The ads that attract the most clicks are not, in general, the same as the products that are often viewed organically, to see this, we can plot the organic views:

In [None]:
product_views =  data[data['z'] == 'organic']['v']
products, views_counts = np.unique(product_views, return_counts=True)
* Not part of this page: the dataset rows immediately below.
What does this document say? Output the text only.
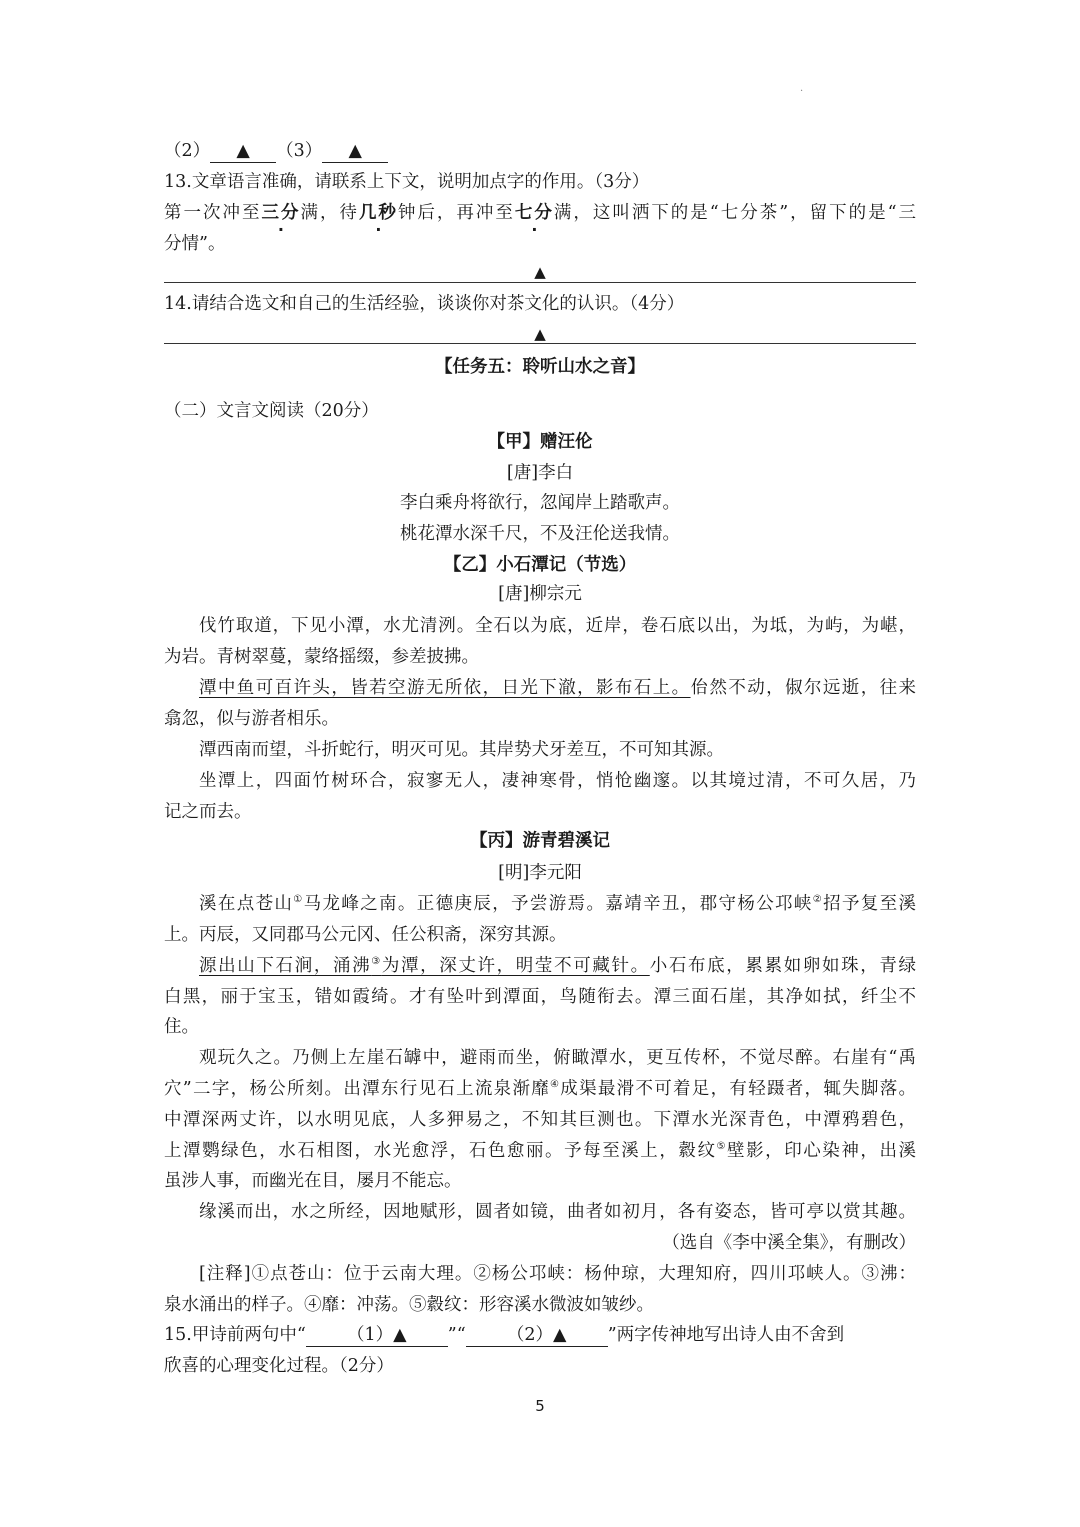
·
（2） ▲ （3） ▲
13.文章语言准确，请联系上下文，说明加点字的作用。（3分）
第一次冲至三分满，待几秒钟后，再冲至七分满，这叫洒下的是“七分茶”，留下的是“三
分情”。
▲
14.请结合选文和自己的生活经验，谈谈你对茶文化的认识。（4分）
▲
【任务五：聆听山水之音】
（二）文言文阅读（20分）
【甲】赠汪伦
[唐]李白
李白乘舟将欲行，忽闻岸上踏歌声。
桃花潭水深千尺，不及汪伦送我情。
【乙】小石潭记（节选）
[唐]柳宗元
伐竹取道，下见小潭，水尤清洌。全石以为底，近岸，卷石底以出，为坻，为屿，为嵁，
为岩。青树翠蔓，蒙络摇缀，参差披拂。
潭中鱼可百许头，皆若空游无所依，日光下澈，影布石上。佁然不动，俶尔远逝，往来
翕忽，似与游者相乐。
潭西南而望，斗折蛇行，明灭可见。其岸势犬牙差互，不可知其源。
坐潭上，四面竹树环合，寂寥无人，凄神寒骨，悄怆幽邃。以其境过清，不可久居，乃
记之而去。
【丙】游青碧溪记
[明]李元阳
溪在点苍山①马龙峰之南。正德庚辰，予尝游焉。嘉靖辛丑，郡守杨公邛峡②招予复至溪
上。丙辰，又同郡马公元冈、任公积斋，深穷其源。
源出山下石涧，涌沸③为潭，深丈许，明莹不可藏针。小石布底，累累如卵如珠，青绿
白黑，丽于宝玉，错如霞绮。才有坠叶到潭面，鸟随衔去。潭三面石崖，其净如拭，纤尘不
住。
观玩久之。乃侧上左崖石罅中，避雨而坐，俯瞰潭水，更互传杯，不觉尽醉。右崖有“禹
穴”二字，杨公所刻。出潭东行见石上流泉渐靡④成渠最滑不可着足，有轻蹑者，辄失脚落。
中潭深两丈许，以水明见底，人多狎易之，不知其巨测也。下潭水光深青色，中潭鸦碧色，
上潭鹦绿色，水石相图，水光愈浮，石色愈丽。予每至溪上，縠纹⑤壁影，印心染神，出溪
虽涉人事，而幽光在目，屡月不能忘。
缘溪而出，水之所经，因地赋形，圆者如镜，曲者如初月，各有姿态，皆可亭以赏其趣。
（选自《李中溪全集》，有删改）
[注释]①点苍山：位于云南大理。②杨公邛峡：杨仲琼，大理知府，四川邛峡人。③沸：
泉水涌出的样子。④靡：冲荡。⑤縠纹：形容溪水微波如皱纱。
15.甲诗前两句中“ （1）▲ ”“ （2）▲ ”两字传神地写出诗人由不舍到
欣喜的心理变化过程。（2分）
5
fig, axes = plt.subplots(1, 3, figsize=(18, 3))
axes[0].set_title('Histogram of Views per Product')
axes[0].bar(products, views_counts)

axes[1].set_title('Histogram of CTR per Product')
axes[1].bar(products, ctr)

sns.regplot(views_counts, ctr, ax=axes[2])
axes[2].set_title('CTR for number of organic views')
axes[2].set_xlabel('Number of organic views')
axes[2].set_ylabel('Click-through rate')

plt.show()

While there may be a relationship between popular products and a high click-through rate, it is certainly not guaranteed.  This fact underlies the need to use bandit feedback.  Here we will develop our final organic agent as an organic best-of to hammer this point.

In [None]:
top_viewed_item = # code here
print('The organic best-of agent will always take action {0}'.format(top_viewed_item))
greedy_organic = SingleActionAgent(top_viewed_item, Configuration(env_1_args))

In [None]:
%%time
from recogym.agents import RandomAgent, random_args
from recogym.evaluate_agent import verify_agents, plot_verify_agents

random_agent = RandomAgent(Configuration({
    **env_1_args,
    **random_args,
}))

result = verify_agents(
    env, number_of_users = 1000, # try with 5000 for more significant results
    agents = {
        'Random Agent': random_agent,
        'Greedy-Organic aka. best-of': greedy_organic,
        'Greedy-Bandit': greedy_bandit,
   })

In [None]:
fig = plot_verify_agents(result)
plt.xticks(rotation=0)
plt.show()

In this environment, the bandit agent is better than best-of and random agents.